Location: src/kohakurag/llm.py

Chat backend powered by OpenAI's Chat Completions API with automatic rate limit handling.

Constructor

OpenAIChatModel(
    *,
    model: str = "gpt-4o-mini",
    api_key: Optional[str] = None,
    organization: Optional[str] = None,
    system_prompt: str | None = None,
    max_retries: int = 5,
    base_retry_delay: float = 3.0,
    base_url: Optional[str] = None,
    max_concurrent: int = 10,
)

Parameters:

model (str, default: "gpt-4o-mini"): OpenAI model identifier
api_key (Optional[str], default: None): OpenAI API key.
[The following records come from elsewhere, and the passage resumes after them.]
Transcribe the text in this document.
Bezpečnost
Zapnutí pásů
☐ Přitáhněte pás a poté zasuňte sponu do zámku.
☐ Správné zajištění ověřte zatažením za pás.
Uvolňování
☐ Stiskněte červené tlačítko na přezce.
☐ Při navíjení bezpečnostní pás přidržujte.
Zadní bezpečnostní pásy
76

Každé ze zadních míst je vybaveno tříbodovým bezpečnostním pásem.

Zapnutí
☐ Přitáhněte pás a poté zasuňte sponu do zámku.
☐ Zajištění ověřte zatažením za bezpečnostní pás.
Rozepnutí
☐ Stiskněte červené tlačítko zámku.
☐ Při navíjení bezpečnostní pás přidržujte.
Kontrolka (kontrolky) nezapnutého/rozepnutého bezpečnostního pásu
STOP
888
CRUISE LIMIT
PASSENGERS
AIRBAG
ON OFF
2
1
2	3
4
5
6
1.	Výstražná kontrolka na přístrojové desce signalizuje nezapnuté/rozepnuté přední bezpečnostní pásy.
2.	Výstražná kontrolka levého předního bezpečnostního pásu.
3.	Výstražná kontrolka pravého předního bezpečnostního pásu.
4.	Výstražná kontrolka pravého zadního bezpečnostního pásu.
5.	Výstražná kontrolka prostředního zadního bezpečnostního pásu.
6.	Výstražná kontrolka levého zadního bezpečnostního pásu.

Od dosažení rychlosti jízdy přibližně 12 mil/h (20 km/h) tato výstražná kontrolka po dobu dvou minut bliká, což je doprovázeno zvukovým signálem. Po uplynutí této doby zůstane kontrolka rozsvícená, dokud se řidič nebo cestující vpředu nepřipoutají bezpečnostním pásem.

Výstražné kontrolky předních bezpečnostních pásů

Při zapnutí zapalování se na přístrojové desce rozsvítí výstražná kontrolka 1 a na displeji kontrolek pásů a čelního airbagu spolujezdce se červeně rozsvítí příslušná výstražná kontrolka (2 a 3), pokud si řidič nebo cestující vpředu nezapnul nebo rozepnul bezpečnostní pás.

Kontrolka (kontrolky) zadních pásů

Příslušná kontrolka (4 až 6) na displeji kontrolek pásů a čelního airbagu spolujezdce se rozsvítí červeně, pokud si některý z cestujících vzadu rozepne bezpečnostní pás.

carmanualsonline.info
If None, reads from OPENAI_API_KEY environment variable or .env file
organization (Optional[str], default: None): OpenAI organization ID
system_prompt (str | None, default: None): Default system prompt for all completions
max_retries (int, default: 5): Maximum number of retry attempts on rate limit errors
base_retry_delay (float, default: 3.0): Base delay in seconds for exponential backoff
base_url (Optional[str], default: None): Optional override for the API base URL (for example, http://localhost:8000/v1 for self-hosted vLLM/llama.cpp or an OpenAI-compatible proxy). If omitted, falls back to the OPENAI_BASE_URL environment variable or .env file when present.
max_concurrent (int, default: 10): Maximum number of concurrent API requests. Set to 0 or negative to disable rate limiting (unlimited concurrency).

Raises:

ImportError: If openai>=1.0.0 is not installed
ValueError: If no API key is found

Methods

`async complete(prompt: str, *, system_prompt: str | None = None) -> str`

Execute a chat completion request with automatic rate limit retry (async).

Parameters:

prompt (str): User prompt to send to the model
system_prompt (str | None, optional): Override the default system prompt for this request

Returns:

str: Model's response content

Raises:

openai.RateLimitError: If rate limit persists after all retries
openai.BadRequestError: For context overflow or other 400 errors
openai.OpenAIError: For other API errors

Retry Behavior:

The method automatically handles rate limit errors using an intelligent retry strategy:

Semaphore control: Limits concurrent requests via asyncio.Semaphore(max_concurrent)
Server-recommended delays: Parses error messages for suggested wait times (e.g., "Please try again in 23ms")
Exponential backoff: Falls back to 3s, 6s, 12s, 24s, 48s... by default if no specific delay is provided (scaled by base_retry_delay)
Automatic retry: Continues until success or max_retries is exhausted

Example:

import asyncio
from kohakurag.llm import OpenAIChatModel

async def main():
    # Basic usage
    chat = OpenAIChatModel(model="gpt-4o-mini")
    response = await chat.complete("Explain quantum computing in one sentence.")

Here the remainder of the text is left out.